Mula-mula, kalau kita mau memahami konteks tulisan dimaksud lebih jauh, bisa diketahui tulisan tersebut dibuat sebagai bentuk penolakan atas (menurut penulisnya) kesimpulan banyak orang yang mengatakan bahwa masyarakat pulau Mandangin berasal dari orang-orang buangan kerajaan yang memiliki penyakit kulit (lepra).

Melalui tulisan tersebut, Likin Kemudian mengklasifikasi asal muasal penduduk Mandangin berdasarkan cerita tutur masyarakat setempat. Melalui cerita tutur tersebut ia kemudian berkesimpulan bahwa orang Mandangin tidak berasal dari buangan para penderita Lepra, melainkan berasal dari; para pertapa, berasal dari narapidana yang dibuang oleh raja, berasal dari para saudagar, berasal dari pengembara atau (dan?) pemburu hewan liar, berasal dari pelaut tanah jawa dan berasal dari tahanan belanda yang lari.

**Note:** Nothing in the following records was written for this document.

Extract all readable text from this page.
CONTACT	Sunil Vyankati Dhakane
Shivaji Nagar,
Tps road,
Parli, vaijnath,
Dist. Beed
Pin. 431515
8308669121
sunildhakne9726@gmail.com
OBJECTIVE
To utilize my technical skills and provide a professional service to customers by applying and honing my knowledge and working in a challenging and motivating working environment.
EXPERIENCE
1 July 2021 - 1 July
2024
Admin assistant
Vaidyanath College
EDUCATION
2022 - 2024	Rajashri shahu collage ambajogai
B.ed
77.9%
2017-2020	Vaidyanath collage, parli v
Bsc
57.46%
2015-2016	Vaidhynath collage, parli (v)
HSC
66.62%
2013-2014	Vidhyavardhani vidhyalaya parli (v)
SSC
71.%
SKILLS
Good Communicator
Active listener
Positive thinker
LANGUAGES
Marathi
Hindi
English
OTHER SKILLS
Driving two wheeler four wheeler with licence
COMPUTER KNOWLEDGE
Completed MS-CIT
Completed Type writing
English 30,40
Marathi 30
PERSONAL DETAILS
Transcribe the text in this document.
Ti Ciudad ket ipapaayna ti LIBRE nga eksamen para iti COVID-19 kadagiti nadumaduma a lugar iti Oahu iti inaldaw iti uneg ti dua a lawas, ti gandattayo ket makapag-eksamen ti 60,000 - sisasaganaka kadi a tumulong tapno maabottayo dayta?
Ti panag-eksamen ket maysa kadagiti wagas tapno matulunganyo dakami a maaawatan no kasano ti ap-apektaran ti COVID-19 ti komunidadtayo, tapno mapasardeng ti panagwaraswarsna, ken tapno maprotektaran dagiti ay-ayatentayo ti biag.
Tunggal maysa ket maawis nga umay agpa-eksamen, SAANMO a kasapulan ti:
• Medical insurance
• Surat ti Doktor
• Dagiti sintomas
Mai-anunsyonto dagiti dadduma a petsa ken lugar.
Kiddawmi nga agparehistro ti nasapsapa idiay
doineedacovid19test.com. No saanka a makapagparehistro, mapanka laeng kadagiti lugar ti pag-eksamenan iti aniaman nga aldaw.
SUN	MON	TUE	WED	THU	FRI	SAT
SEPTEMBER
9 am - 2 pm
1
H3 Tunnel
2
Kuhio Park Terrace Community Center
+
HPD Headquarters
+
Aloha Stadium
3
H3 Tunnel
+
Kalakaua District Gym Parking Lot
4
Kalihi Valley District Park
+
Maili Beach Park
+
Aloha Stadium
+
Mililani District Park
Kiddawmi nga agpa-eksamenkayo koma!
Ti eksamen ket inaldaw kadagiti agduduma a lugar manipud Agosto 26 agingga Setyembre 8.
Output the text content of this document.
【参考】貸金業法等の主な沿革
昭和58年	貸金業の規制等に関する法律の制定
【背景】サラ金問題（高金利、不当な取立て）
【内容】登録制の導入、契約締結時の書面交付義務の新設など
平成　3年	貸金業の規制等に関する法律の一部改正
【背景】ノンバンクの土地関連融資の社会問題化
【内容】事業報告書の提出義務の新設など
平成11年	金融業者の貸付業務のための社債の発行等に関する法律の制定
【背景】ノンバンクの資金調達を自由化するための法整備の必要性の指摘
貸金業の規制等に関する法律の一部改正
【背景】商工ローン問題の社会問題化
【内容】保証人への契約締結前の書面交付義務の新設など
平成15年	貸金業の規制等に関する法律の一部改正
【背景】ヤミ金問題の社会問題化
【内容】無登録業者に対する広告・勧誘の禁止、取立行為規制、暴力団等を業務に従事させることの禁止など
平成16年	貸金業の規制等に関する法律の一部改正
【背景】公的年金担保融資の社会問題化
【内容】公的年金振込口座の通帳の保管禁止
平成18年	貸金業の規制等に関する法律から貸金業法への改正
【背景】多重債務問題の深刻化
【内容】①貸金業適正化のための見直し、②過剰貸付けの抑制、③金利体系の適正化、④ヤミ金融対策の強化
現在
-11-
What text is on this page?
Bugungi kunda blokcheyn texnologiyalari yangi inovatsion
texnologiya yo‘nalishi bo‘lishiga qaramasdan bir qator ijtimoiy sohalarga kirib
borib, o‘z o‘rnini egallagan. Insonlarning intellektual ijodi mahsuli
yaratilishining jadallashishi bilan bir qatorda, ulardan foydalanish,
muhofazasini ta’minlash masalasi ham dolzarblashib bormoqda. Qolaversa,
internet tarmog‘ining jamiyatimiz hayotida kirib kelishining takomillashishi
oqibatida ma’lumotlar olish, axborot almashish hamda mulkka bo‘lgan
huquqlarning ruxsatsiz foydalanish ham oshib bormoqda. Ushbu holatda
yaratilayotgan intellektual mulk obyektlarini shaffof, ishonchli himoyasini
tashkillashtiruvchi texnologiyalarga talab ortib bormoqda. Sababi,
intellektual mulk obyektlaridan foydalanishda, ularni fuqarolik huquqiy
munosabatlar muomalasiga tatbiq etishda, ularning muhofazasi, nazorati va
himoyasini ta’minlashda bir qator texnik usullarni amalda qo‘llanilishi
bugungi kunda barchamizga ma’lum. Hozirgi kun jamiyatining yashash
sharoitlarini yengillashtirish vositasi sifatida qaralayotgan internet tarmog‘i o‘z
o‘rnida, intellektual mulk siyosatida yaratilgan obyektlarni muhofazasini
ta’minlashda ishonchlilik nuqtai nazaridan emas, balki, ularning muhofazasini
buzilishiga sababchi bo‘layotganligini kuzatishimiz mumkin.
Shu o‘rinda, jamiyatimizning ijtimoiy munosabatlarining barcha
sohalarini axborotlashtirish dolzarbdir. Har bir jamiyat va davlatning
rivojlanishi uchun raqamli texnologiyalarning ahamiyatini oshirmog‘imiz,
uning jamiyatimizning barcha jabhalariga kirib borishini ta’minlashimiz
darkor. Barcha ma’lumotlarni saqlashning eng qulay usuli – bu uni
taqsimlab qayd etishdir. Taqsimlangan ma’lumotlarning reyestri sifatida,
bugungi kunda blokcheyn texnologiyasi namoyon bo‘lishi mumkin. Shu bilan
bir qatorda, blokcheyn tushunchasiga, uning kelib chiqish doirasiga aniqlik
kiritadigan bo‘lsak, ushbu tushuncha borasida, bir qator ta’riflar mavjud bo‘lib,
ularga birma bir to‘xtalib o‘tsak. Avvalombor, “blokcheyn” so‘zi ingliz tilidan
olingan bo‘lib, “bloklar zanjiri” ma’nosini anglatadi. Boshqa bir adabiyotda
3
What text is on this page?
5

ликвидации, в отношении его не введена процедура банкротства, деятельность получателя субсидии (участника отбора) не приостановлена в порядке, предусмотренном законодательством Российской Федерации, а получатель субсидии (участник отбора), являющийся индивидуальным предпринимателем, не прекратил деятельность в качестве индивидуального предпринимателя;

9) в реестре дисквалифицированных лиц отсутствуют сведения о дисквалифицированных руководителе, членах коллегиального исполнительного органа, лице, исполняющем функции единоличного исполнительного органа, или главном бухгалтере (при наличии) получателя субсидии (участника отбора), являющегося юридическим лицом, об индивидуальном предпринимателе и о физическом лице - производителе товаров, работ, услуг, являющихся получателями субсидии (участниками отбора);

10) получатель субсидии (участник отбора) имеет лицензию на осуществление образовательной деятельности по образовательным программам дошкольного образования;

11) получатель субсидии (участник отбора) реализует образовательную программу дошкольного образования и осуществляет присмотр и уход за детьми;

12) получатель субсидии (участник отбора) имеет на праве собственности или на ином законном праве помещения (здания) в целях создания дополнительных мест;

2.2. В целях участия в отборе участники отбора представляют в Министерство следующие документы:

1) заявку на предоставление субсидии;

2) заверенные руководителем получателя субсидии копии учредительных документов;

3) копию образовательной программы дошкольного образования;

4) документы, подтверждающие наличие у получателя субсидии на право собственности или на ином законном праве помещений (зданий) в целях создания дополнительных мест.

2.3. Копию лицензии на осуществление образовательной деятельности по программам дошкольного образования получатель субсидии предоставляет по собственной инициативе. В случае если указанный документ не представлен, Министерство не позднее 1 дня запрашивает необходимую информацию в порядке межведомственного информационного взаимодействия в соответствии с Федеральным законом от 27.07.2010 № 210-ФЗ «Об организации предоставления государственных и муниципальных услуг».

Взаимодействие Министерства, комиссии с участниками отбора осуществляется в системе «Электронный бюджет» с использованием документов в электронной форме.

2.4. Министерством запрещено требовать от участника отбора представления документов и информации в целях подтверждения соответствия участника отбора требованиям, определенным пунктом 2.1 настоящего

Sayangnya, cerita tutur tersebut tidak dilengkapi oleh referensi sejarah yang kuat. Seolah-olah cerita tutur masyarakat setempat tersebut merupakan satu-satunya kebenaran mutlak yang tak bisa dibantah dan harus menjadi rujukan utama. Apa jaminan bahwa pencerita yang dikutip Likin bisa dipegang kejujurannya? Bahkan kalaupun benar apa yang ditulis Likin tentang sejarah singkat kampungnya, pertanyaan yang pantas diajukan adalah referensi tertulis apa yang Likin punya, untuk menguatkan kesimpulan tulisannya? Pembaca menanti, agar tidak menganggapnya sebagai tukang ngarang cerita. Nyatanya hingga tulisannya berakhir, tak satupun ada referensi sebagai fondasi dari tulisan dia.

Berikutnya, selain hendak menepis ‘anggapan’ orang bahwa pulau Mandangin bukanlah pulau buangan orang Lepra, melalui tulisan tersebut Likin juga hendak menyanggah tulisan soal Mandangin yang hanya berdasar “rekayasa ilmiah”, yang menurut Likin kebenarannya diragukan. Bahkan kalaupun terdapat kebenaran dalam tulisan penuh “rekayasa ilmiah” itu, kebenarannya hanya sekitar 2 persen saja. Sisanya, 98 persen, hanyalah kebohongan. Pertanyaan yang pantas diajukan dari sesat pikir yang demikian itu adalah manakah tulisan sejarah yang menurut Likin merupakan ‘rekayasa ilmiah’ tentang pulau Mandangin sehingga Likin perlu menulis sejarah singkat tentang pulau Mandangin? Bisakah ditunjukkan kesalahan 98% yang dimaksud Likin dalam tulisan tentang pulau Mandangin yang mengandung “rekayasa ilmiah” itu? Sayangnya hingga tulisannya berakhir pertanyaan yang saya ajukan tak juga terjawab. Dan saya patut menduga Likin hanya mengarang cerita.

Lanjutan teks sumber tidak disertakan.